Actually, I often check for robot-related keywords between #3 and #4, since many pretend to be IE, but that's probably not relevant for purposes of which banner to show.  I wrote this up in more detail last year on my blog, if anyone's interested.

--

Can Firefox users and Opera fans agree on anything?
The Alternative Browser Alliance

Submitted by sergio_br on Tue, 06/13/2006 - 02:20.

You said some use Gecko in their UA:

I said to catch Gecko in the PRODUCT property, not userAgent property... Do they have the PRODUCT property as Mozilla ? (I don't know, please confirm it to me...)

The autor said that if some browser pretends it is IE the person wants to see the same IE content, but unfortunatelly, he WILL NOT see because some things will NOT WORK magically only because the browser changed the userAgent property. Example: IFRAMES designMode...

Submitted by ottodv on Tue, 06/13/2006 - 07:41.

My comment was regarding content not browser capabilities. Remember we are just selecting content (a banner to show) based on the browser someone has (it's going to work regardless).

To select for the purpose of determining capabilities, I favor an entirely different approach, which is to determine if a browser is capable of something before using that feature. But that is a different topic entirely.

Otto - Fire up the Fox

Submitted by sergio_br on Tue, 06/13/2006 - 15:27.

Exactly.

If you use msie in the userAgent property you have the possibility of be showing the Firefox banner to a Firefox user who uses UserAgentSwitcher extension.  

Submitted by Ken Saunders on Sun, 06/11/2006 - 14:15.

Thanks for the mention Otto, but my contributions are minimal, you’re the brains behind it all.
What I like most about Fire up the Fox (besides the name), is that it adds more Firefox content to the Web, and if anyone reads my ramblings, you know that I’m an advocate for more Fx content being put on the Web so more people will find it in search engine results equaling more exposure for Firefox.
But the focus of your Fire up the Fox is on current and new Firefox user’s which is great because there really aren’t a whole lot of offerings for this type of content in one place.
Nicely done and I fully support your project.
P.S. Nice button ;)



Submitted by factboy818181 on Mon, 06/12/2006 - 14:27.

Otto, if your host has PHP, chat with me or contact me via e-mail - I'll give you some of the source for NAlerter.

 PHP is more reliable than JS browser detecting in my opinion - people can disable JS and it might be easier to fool than PHP.
 

Submitted by ottodv on Mon, 06/12/2006 - 16:54.

Viewing the particular page I happen to use this code on without JavaScript would be rather pointless (it's a Countdown Clock).

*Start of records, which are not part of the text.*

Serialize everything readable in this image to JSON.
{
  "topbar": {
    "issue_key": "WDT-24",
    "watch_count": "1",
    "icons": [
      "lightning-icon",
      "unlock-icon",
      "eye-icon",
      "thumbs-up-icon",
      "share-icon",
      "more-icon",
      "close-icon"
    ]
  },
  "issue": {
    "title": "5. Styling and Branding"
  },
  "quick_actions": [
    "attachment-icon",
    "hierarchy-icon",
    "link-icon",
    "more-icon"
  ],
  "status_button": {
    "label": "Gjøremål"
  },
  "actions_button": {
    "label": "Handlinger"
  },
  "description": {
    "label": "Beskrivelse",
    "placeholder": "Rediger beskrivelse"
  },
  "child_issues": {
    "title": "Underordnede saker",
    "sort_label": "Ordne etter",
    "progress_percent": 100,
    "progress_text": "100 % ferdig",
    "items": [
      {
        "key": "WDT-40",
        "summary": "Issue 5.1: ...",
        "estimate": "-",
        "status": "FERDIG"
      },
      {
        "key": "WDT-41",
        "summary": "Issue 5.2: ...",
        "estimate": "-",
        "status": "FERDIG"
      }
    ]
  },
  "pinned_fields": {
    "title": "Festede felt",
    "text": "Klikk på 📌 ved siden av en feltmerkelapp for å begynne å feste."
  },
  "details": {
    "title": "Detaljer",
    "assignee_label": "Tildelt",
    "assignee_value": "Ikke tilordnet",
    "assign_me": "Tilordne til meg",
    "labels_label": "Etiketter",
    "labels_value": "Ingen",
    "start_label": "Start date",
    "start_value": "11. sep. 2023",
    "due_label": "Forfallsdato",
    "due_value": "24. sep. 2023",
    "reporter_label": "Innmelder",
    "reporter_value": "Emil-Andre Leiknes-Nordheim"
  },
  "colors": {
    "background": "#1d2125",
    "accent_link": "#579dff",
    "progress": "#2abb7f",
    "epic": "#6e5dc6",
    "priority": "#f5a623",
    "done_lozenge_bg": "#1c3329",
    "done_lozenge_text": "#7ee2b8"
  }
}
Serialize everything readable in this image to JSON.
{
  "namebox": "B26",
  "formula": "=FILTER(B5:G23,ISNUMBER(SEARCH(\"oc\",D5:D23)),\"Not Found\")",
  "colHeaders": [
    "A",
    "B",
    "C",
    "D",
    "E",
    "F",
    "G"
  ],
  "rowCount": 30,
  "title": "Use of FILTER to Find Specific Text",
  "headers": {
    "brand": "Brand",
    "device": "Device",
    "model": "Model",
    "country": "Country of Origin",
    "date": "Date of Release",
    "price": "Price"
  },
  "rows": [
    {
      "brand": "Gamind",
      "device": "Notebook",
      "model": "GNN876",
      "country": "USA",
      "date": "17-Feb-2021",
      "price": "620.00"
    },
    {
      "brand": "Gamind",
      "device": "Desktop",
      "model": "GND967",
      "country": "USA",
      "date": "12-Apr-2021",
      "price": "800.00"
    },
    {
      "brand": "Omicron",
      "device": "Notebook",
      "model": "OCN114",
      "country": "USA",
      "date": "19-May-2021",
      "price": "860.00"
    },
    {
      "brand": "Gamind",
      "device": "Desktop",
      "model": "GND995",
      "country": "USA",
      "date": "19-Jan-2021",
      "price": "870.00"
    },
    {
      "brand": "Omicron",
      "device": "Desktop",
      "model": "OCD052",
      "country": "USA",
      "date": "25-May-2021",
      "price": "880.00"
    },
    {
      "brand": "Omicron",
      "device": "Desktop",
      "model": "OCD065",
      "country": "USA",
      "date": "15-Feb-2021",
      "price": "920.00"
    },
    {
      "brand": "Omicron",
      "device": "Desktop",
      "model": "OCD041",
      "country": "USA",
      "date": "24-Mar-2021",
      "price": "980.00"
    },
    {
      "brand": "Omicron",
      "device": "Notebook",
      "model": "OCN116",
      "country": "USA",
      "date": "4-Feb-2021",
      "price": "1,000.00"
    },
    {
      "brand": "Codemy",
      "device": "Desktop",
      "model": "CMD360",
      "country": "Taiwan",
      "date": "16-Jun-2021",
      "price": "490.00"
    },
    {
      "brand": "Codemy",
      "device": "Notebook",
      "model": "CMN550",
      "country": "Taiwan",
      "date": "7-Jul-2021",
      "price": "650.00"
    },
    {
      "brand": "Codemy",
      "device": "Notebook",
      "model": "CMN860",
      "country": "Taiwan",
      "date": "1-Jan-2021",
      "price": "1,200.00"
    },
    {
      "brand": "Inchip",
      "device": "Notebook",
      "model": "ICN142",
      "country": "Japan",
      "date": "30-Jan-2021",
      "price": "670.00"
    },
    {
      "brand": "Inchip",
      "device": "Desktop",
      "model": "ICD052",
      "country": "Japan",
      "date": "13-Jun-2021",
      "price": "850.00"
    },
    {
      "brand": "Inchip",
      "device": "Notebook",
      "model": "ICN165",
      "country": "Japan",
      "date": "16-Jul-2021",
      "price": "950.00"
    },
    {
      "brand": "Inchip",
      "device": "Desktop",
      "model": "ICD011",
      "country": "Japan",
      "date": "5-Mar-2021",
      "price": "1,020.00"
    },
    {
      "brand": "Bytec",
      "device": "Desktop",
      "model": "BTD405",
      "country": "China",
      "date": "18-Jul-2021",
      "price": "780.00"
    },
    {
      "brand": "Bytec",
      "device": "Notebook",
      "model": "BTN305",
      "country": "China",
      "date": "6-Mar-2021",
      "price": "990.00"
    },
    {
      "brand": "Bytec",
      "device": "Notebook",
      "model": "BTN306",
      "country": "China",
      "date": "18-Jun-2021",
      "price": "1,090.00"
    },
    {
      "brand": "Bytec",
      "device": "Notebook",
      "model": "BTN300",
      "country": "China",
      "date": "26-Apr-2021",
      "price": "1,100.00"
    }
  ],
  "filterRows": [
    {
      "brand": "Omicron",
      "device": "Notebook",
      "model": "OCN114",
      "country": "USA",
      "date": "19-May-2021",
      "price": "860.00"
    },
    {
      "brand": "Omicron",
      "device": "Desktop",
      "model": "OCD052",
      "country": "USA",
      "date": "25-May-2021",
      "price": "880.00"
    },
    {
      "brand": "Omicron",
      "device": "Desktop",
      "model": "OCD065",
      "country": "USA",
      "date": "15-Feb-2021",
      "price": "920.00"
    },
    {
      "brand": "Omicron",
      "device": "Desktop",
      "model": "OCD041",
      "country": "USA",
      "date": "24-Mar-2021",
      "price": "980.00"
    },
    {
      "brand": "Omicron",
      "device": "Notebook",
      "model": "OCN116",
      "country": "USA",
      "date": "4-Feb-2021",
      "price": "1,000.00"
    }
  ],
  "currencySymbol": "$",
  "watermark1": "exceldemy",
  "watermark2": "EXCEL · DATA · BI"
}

But in general you are absolutely right that PHP is better for this particular task because it can't be disabled by the client.

Otto - Firefox Utilities

Submitted by factboy818181 on Mon, 06/12/2006 - 18:26.

Yeah, that's the reason why I try to avoid JS most of the time if possible (or include a noscript message, which will land on the public version of my site in late June with any luck).

IE is one of the easier browsers to detect, you just stristr for MSIE and the version number and make sure that Opera isn't in the UA string.

 Oh, by the way Otto, your code will treat Bon Echo and Minefield users as non-Firefox browsers.